Les scènes rappelaient les incendies de l’année dernière qui ont tué au moins 90 personnes et détruit 100 000 hectares (247 000 acres) de forêts et de terres agricoles dans le nord du pays.
Cette catastrophe a provoqué des critiques des autorités sur le manque d’avions de lutte contre les incendies.
L’Algérie avait accepté d’acheter sept de ces appareils à la firme espagnole Plysa, mais a annulé le contrat à la suite d’une querelle diplomatique au sujet du Sahara occidental fin juin, selon le site spécialisé Mena Defence.

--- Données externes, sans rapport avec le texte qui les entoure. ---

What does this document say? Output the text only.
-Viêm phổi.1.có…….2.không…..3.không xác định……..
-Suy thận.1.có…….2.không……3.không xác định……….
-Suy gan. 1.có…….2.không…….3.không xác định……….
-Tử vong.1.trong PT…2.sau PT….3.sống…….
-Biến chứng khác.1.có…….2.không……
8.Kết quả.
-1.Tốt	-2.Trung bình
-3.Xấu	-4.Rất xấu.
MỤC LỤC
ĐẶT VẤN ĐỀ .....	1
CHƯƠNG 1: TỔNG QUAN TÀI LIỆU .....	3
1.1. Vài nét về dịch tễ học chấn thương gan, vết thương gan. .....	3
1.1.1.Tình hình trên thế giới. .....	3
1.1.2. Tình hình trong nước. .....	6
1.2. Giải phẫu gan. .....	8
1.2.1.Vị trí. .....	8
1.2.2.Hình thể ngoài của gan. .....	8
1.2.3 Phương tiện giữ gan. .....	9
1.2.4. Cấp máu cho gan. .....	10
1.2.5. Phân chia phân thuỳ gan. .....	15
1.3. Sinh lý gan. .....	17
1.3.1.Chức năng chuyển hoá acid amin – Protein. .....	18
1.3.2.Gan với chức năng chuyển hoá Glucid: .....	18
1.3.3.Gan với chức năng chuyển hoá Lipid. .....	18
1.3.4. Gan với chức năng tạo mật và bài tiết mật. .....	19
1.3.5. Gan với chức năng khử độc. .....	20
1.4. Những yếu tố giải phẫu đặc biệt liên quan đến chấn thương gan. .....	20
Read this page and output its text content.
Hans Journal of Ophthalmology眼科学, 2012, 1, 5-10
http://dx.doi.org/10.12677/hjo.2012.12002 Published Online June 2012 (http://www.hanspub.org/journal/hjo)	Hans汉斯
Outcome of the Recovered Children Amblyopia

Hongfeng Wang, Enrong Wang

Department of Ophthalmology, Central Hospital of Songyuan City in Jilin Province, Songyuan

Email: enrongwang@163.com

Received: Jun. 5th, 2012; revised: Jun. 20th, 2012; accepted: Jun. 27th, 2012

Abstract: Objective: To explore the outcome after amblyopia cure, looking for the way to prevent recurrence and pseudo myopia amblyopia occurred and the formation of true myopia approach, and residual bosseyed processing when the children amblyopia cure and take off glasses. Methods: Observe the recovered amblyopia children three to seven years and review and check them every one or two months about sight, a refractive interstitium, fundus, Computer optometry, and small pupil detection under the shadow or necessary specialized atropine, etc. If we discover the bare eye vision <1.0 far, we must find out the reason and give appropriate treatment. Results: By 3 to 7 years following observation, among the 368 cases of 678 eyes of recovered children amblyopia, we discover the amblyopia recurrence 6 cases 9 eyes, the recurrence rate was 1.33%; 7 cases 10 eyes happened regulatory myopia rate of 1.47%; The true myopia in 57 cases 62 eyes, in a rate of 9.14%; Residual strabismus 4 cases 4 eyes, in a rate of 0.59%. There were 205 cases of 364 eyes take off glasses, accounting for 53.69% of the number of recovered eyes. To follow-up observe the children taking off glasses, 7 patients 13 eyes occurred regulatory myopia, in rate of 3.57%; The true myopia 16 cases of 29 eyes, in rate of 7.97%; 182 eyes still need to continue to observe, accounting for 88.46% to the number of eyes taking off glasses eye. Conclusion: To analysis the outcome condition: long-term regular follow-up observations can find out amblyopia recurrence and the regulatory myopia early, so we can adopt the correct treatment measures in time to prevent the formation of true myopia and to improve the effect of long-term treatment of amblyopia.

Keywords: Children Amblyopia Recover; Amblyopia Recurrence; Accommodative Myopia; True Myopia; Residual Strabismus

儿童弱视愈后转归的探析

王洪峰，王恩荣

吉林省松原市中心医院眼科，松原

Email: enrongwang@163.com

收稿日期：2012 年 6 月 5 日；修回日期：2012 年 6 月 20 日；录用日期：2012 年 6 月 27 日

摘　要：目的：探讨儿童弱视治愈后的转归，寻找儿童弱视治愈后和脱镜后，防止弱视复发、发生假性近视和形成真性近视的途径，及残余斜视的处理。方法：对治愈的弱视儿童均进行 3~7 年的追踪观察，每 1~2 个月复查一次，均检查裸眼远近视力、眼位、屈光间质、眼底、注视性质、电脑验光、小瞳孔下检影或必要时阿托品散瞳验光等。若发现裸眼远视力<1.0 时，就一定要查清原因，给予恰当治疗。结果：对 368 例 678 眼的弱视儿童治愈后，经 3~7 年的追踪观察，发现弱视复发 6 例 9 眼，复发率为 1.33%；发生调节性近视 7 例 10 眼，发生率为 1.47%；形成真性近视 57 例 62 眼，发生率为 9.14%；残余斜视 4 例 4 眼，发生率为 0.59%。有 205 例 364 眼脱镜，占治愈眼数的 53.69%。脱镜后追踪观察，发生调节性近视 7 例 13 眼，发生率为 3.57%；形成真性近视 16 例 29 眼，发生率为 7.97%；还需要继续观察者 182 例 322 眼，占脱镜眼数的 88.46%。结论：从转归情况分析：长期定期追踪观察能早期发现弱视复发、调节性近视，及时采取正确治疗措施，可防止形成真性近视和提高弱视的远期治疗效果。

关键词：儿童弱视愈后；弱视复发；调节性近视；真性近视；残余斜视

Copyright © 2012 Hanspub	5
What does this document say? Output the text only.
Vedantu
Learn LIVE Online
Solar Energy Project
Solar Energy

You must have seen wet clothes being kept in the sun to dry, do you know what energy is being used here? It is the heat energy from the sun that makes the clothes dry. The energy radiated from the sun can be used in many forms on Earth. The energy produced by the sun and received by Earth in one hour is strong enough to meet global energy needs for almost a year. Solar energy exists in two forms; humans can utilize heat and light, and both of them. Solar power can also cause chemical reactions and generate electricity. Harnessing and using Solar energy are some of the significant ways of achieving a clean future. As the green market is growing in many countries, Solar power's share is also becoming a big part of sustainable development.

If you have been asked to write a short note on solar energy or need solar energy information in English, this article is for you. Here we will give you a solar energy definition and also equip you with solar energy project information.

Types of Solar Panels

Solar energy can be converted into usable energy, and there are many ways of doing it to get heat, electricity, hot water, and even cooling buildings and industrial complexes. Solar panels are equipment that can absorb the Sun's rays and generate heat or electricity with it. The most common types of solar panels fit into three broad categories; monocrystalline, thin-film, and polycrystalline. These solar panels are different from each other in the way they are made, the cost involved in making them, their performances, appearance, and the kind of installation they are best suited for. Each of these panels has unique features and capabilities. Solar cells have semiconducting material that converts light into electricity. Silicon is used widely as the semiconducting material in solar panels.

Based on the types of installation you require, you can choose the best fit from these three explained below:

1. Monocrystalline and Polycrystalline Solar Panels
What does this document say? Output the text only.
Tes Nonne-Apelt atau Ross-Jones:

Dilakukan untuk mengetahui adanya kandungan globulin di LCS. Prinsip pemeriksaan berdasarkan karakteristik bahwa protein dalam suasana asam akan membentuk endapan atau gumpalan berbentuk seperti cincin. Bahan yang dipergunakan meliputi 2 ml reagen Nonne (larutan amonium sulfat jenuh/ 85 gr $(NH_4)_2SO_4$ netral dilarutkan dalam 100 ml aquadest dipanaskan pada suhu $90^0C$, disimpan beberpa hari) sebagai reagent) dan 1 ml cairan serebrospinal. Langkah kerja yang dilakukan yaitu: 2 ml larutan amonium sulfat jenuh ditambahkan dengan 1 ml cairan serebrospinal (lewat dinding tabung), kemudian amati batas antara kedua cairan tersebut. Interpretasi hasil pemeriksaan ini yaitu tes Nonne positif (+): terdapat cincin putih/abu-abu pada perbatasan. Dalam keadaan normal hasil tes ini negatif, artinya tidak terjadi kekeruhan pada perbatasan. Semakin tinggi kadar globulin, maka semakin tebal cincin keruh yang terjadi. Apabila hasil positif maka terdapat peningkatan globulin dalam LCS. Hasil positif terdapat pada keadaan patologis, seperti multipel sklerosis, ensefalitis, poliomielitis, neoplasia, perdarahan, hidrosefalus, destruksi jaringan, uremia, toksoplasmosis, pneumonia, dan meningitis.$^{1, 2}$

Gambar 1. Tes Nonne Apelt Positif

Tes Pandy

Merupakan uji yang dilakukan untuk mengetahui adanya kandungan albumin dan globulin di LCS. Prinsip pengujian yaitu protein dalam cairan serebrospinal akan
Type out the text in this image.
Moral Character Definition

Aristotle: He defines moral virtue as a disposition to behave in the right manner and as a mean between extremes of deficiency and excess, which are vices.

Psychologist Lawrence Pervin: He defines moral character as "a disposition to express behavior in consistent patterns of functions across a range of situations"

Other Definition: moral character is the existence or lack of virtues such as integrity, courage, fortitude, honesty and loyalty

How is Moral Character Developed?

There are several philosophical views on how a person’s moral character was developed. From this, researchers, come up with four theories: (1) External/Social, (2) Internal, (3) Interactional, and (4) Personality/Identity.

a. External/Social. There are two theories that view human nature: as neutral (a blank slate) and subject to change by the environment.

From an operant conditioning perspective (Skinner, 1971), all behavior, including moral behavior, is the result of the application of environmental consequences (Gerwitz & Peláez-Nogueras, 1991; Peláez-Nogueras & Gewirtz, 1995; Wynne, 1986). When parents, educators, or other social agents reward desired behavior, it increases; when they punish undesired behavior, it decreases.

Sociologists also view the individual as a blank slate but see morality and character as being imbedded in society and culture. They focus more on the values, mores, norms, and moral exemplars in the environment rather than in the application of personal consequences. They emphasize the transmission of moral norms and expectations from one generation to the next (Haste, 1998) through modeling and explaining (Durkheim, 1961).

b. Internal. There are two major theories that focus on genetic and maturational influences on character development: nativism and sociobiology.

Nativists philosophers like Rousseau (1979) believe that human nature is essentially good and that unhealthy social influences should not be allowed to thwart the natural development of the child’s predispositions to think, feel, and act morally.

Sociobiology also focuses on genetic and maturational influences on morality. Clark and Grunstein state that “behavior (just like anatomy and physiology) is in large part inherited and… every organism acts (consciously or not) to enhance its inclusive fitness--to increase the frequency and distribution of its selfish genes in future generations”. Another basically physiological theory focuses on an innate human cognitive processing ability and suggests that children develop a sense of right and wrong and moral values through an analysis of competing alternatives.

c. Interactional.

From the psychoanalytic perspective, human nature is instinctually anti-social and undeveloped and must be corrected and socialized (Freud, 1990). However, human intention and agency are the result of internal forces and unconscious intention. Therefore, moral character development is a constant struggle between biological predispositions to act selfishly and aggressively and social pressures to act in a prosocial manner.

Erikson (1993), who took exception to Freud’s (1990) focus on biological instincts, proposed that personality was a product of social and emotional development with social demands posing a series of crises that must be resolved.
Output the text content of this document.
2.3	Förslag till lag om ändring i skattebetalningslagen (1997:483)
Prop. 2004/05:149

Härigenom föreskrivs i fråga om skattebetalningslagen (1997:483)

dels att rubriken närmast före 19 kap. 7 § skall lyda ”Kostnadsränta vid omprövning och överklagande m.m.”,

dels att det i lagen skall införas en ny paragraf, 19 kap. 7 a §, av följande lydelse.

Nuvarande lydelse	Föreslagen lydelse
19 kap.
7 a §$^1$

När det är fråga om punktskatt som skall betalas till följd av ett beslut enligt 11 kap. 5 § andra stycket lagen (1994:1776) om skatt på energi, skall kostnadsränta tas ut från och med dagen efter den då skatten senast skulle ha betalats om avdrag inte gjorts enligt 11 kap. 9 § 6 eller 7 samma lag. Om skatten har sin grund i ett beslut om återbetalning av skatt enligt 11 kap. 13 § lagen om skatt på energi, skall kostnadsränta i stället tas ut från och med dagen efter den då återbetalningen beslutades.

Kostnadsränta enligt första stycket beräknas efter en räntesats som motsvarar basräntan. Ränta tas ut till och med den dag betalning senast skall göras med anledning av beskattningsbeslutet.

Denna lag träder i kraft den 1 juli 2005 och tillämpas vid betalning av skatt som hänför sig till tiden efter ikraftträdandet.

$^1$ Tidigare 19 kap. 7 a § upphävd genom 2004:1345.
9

Les autorités ont loué un bombardier à eau russe, mais il est tombé en panne et ne devrait pas être de nouveau opérationnel avant samedi, a déclaré le ministre de l’Intérieur Kamel Beldjoud.
La protection civile et l’armée disposent de plusieurs hélicoptères de lutte contre les incendies.
« La forêt est fragilisée »
Les experts ont appelé à un effort majeur pour renforcer la capacité de lutte contre les incendies du plus grand pays d’Afrique, qui compte plus de quatre millions d’hectares de forêt.
Un spécialiste, qui a requis l’anonymat, a déclaré à l’ que dans les années 1980 le pays disposait de 22 avions Grumman pour lutter contre les incendies de forêt mais qu’ils avaient été « vendus au rabais, sans qu’aucune solution alternative ne soit proposée ».
Depuis début août, les incendies ont détruit plus de 800 hectares de forêt et 1 800 hectares de bois, selon Beldjoud.
Jeudi, le Premier ministre Aimene Benabderrahmane a défendu la réponse du gouvernement, affirmant que le pays avait commandé quatre nouveaux avions de lutte contre les incendies, mais qu’ils ne seraient pas disponibles avant décembre.
Il a ajouté que des vents violents avaient exacerbé les incendies et a déclaré que les autorités « déployaient tous leurs moyens » pour les éteindre.
L’universitaire et expert forestier à la retraite Rafik Baba-Ahmed a déclaré dans une vidéo publiée sur les réseaux sociaux que « des vents de plus de 90 kilomètres (55 miles) par heure rendent le travail des bombardiers d’eau difficile, voire impossible ».
Il a dit que la mauvaise gestion des terres avait aggravé le problème.
« Aujourd’hui, la forêt est affaiblie. Elle a été grignotée », a-t-il déclaré.